I have a DNN site with over 20,000 pages. The Googlebot and Bingbot are consistently crawling my website.
When I look at my sitelog I can see that google and bing are crawling my site via the pageid (ex: www.url.com/Default.aspx?TabID=5000)
The bots are hitting my website every minute. When I add new page, I am expecting the bots to crawl the new added page, instead I see the bots re-crawling very old pages and will take a couple of hours before it recognizes the newly added page.
I have robot.txt file with over 10,000 entries that have the following defenitions:
Disallow:/Default.aspx?TabID=5000
Disallow:/Default.aspx?TabID=5001
Disallow:/Default.aspx?TabID=5002
and so forth.
So I am noticing a couple of issues:
1 - Googlebot and Bingbot are ignoring my disallows and are recrawling pages that I have defined in the robots.txt - how does the bot know to go back and recrawl old pages, using the TabID?

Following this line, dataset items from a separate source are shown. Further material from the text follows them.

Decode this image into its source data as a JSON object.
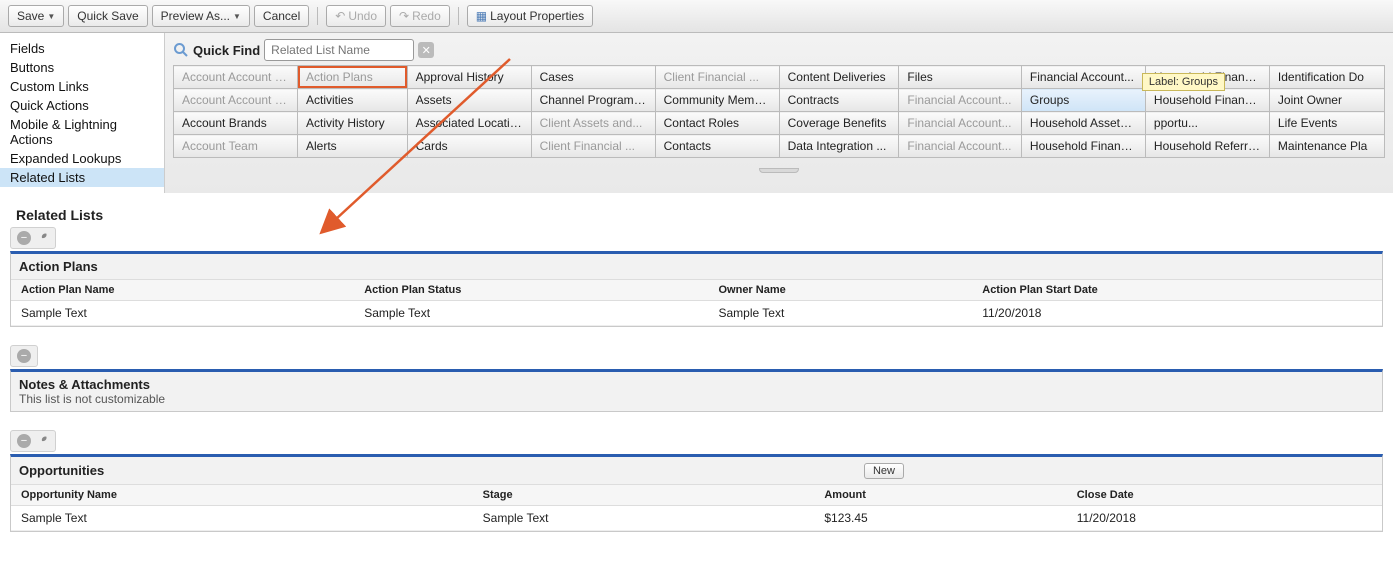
{
  "toolbar": {
    "save": "Save",
    "quick_save": "Quick Save",
    "preview_as": "Preview As...",
    "cancel": "Cancel",
    "undo": "Undo",
    "redo": "Redo",
    "layout_props": "Layout Properties"
  },
  "sidebar": {
    "items": [
      "Fields",
      "Buttons",
      "Custom Links",
      "Quick Actions",
      "Mobile & Lightning Actions",
      "Expanded Lookups",
      "Related Lists"
    ],
    "selected_index": 6
  },
  "quickfind": {
    "label": "Quick Find",
    "placeholder": "Related List Name"
  },
  "palette_grid": [
    [
      {
        "t": "Account Account R...",
        "g": true
      },
      {
        "t": "Action Plans",
        "g": true,
        "hl": true
      },
      {
        "t": "Approval History"
      },
      {
        "t": "Cases"
      },
      {
        "t": "Client Financial ...",
        "g": true
      },
      {
        "t": "Content Deliveries"
      },
      {
        "t": "Files"
      },
      {
        "t": "Financial Account..."
      },
      {
        "t": "Household Financi..."
      },
      {
        "t": "Identification Do"
      }
    ],
    [
      {
        "t": "Account Account R...",
        "g": true
      },
      {
        "t": "Activities"
      },
      {
        "t": "Assets"
      },
      {
        "t": "Channel Program M..."
      },
      {
        "t": "Community Members"
      },
      {
        "t": "Contracts"
      },
      {
        "t": "Financial Account...",
        "g": true
      },
      {
        "t": "Groups",
        "sel": true
      },
      {
        "t": "Household Financi..."
      },
      {
        "t": "Joint Owner"
      }
    ],
    [
      {
        "t": "Account Brands"
      },
      {
        "t": "Activity History"
      },
      {
        "t": "Associated Locations"
      },
      {
        "t": "Client Assets and...",
        "g": true
      },
      {
        "t": "Contact Roles"
      },
      {
        "t": "Coverage Benefits"
      },
      {
        "t": "Financial Account...",
        "g": true
      },
      {
        "t": "Household Assets ..."
      },
      {
        "t": "pportu..."
      },
      {
        "t": "Life Events"
      }
    ],
    [
      {
        "t": "Account Team",
        "g": true
      },
      {
        "t": "Alerts"
      },
      {
        "t": "Cards"
      },
      {
        "t": "Client Financial ...",
        "g": true
      },
      {
        "t": "Contacts"
      },
      {
        "t": "Data Integration ..."
      },
      {
        "t": "Financial Account...",
        "g": true
      },
      {
        "t": "Household Financi..."
      },
      {
        "t": "Household Referrals"
      },
      {
        "t": "Maintenance Pla"
      }
    ]
  ],
  "tooltip": {
    "label": "Label:",
    "value": "Groups"
  },
  "related_lists_title": "Related Lists",
  "action_plans": {
    "title": "Action Plans",
    "columns": [
      "Action Plan Name",
      "Action Plan Status",
      "Owner Name",
      "Action Plan Start Date"
    ],
    "row": [
      "Sample Text",
      "Sample Text",
      "Sample Text",
      "11/20/2018"
    ]
  },
  "notes": {
    "title": "Notes & Attachments",
    "sub": "This list is not customizable"
  },
  "opportunities": {
    "title": "Opportunities",
    "new_btn": "New",
    "columns": [
      "Opportunity Name",
      "Stage",
      "Amount",
      "Close Date"
    ],
    "row": [
      "Sample Text",
      "Sample Text",
      "$123.45",
      "11/20/2018"
    ]
  }
}
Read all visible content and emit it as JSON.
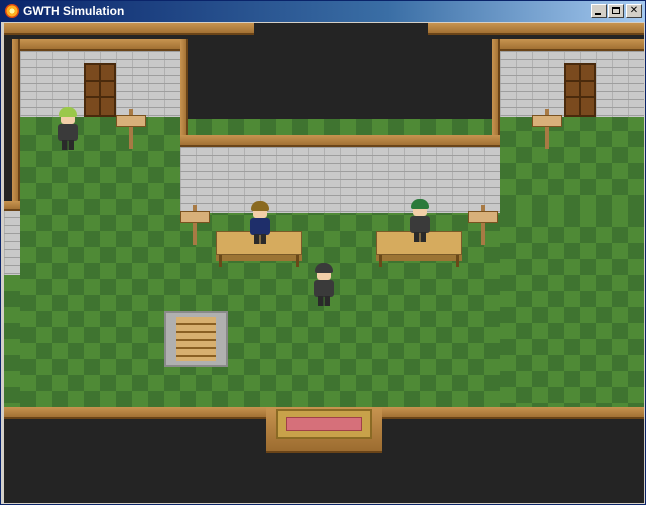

2 - I still notice that when I add a new page, both bots are busy crawling old content, and do not immediately read my new content, is there a way to force Google and Bing bots to always read newly added pages first?
thank you in advance for any suggestions.
If you go to http://URL.com/sitemap.aspx check to see what pages are listed there.
I would highly recommend upgrading to DNN 7 as you can control which pages show up in the sitemap, that may help you control your indexing issues.
UPDATE: Under the Admin Menu, if you find a search engine sitemap page, you can set a minimum page priority to be included in the sitemap. Then for the pages you don't want to show up you can modify their priority in the page settings.